Loads the Dewey Decimal System **codes** and **categories** to a dictionary using a [reference from the University of Illinois Library](https://www.library.illinois.edu/infosci/research/guides/dewey/).   

Makes the Dewey `code:category` dictionary available as a `pandas` DataFrame or as a Python Dictionary.     



First, copy the file to the current working directory using a `.csv` file from ProfessorPatrickSlatraigh Github at:     
* https://raw.githubusercontent.com/ProfessorPatrickSlatraigh/data/main/dewey_codes_categories.csv

In [None]:
!curl 'https://raw.githubusercontent.com/ProfessorPatrickSlatraigh/data/main/dewey_codes_categories.csv' -o dewey_dictionary.csv

##Housekeeping    

Import modules required:    
* **csv** - to read a csv file into a variable    
* **pandas** - for dataframes, etc.
* **numpy** - for arrays   


In [30]:
import csv    

import pandas as pd    

import numpy as np    


##Read the CSV into a Dictionary    

Create an empty `dewey_dict` dictionary and populate it with `key:value` pairs read from the two columns in the `.csv` file, excluding the header row.    


In [None]:
# Create an empty dictionary for Dewey code:category pairs   
dewey_dict = {}

try: 
    with open('dewey_dictionary.csv', mode='r') as source:
        csv_read = csv.reader(source)
        next(csv_read)              # to skip the header row in the csv_read file
        for line in csv_read: 
            # print(line)           # scaffolding to peek at lines in csv_read
            # print(line[0])        # scaffolding to peek at col 0 in csv_read
            # print(type(line[0]))  # scaffolding to peek at col 0 type in csv_read
            # wait = input('Hit Enter to continue.') # wait for scaffolding output
            dewey_dict[line[0]] = line[1] # dict entry (key=1st col, value=2nd col)
 
    print('Created the `dewey_dict` Dictionary.')
except:
    print('Error encountered attempting to create `dewey_dict`.')

Descriptive information on the `dewey_dict` Dictionary. 

In [None]:
# print the length of the dictionary (# of key:value pairs)
print(len(dewey_dict))

In [None]:
# print the populated dictionary   
print(dewey_dict)



---



##Read the .CSV into a Dataframe then Create a Dictionary    

Use of pandas' built-in function `read_csv()` with a few parameters to specify the `.csv` file format.

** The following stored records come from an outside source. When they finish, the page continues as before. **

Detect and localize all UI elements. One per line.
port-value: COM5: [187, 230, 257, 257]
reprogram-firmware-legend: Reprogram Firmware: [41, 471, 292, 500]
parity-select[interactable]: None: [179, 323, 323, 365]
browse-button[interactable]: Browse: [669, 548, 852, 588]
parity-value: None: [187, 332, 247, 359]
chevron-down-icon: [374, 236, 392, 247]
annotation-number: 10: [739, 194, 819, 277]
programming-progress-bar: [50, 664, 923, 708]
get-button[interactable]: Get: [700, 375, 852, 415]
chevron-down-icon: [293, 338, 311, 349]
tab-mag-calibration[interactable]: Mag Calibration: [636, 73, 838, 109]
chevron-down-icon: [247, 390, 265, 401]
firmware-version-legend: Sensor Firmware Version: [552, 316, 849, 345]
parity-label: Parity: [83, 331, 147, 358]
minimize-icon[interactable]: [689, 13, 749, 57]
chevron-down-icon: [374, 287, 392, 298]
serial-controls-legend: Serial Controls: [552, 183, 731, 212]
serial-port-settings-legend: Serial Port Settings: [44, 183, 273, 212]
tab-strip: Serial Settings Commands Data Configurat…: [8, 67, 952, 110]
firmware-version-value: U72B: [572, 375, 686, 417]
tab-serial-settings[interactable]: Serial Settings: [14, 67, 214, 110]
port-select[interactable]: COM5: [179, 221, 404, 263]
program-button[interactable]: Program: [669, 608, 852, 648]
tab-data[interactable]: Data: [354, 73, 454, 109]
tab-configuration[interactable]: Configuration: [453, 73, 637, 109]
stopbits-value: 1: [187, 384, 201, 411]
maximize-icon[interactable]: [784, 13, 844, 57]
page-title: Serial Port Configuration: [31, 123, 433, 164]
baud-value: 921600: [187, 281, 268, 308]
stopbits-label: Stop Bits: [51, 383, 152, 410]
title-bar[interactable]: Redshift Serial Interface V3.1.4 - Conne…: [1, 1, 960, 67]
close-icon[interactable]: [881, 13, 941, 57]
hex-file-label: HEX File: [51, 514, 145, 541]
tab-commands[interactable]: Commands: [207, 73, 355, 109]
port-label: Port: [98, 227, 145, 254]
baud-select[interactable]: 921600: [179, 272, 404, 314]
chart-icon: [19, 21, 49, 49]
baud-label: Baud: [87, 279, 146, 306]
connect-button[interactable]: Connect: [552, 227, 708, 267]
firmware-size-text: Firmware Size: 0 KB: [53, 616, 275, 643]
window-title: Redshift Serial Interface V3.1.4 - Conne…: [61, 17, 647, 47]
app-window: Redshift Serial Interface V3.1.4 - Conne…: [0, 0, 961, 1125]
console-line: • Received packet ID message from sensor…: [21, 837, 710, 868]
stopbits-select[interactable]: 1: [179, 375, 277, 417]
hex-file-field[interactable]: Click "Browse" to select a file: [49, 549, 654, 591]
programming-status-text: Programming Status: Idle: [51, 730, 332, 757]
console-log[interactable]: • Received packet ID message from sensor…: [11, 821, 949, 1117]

After calling pandas `read_csv()`, convert the result to a dictionary using the built-in pandas function `to_dict()`.


* `header` parameter specifies that the headers are explicitly passed or declared by another parameter.    
* `index_col` specifies which column is used as the labels for the DataFrame object that the `read_csv()` function returns. In this case, the first column of index 0 is the key.    
* `squeeze` parameter defines if the data contains only one column for values. In this case, there is only one column since the first column is used as the index column or the labels.    


In [None]:
try: 
    # Use pandas `read_csv` to read the file
    df_dewey = pd.read_csv('dewey_dictionary.csv', header=0, index_col=0, squeeze=True)
    
    # Use pandas `to_dict()` to assign dataframe index:value to dictionary
    dict_dewey = df_dewey.to_dict()
    
    print('Created `df_dewey` DataFrame and `dict_dewey` Dictionary.')
except:
    print('Error attempting to create `df_dewey` and/or `dict_dewey.')

Descriptive information on the `df_dewey` DataFrame (a series, with `dewey_code` as the index.)

In [None]:
df_dewey.describe

In [None]:
df_dewey.head()

Descriptive information on the `dict_dewey` Dictionary.

In [None]:
print(len(dict_dewey))

In [None]:
print(dict_dewey)



---



#**Exercise**    

Add your code below to take a DataFrame with Dewey Decimal System `dewey_code` and `dewey_category` columns and transform the DataFrame to include a hierarchical structure of the following columns, derived from the `dewey_code` column:    
* **dewey_level1** - based on the **first** character in `dewey_code`    
* **dewey_level2** - based on the **second** character in `dewey_code`    
* **dewey_level3** - based on the **third** character in `dewey_code`    



In [None]:
### YOUR CODE HERE ###
### add snippets below, if you like ###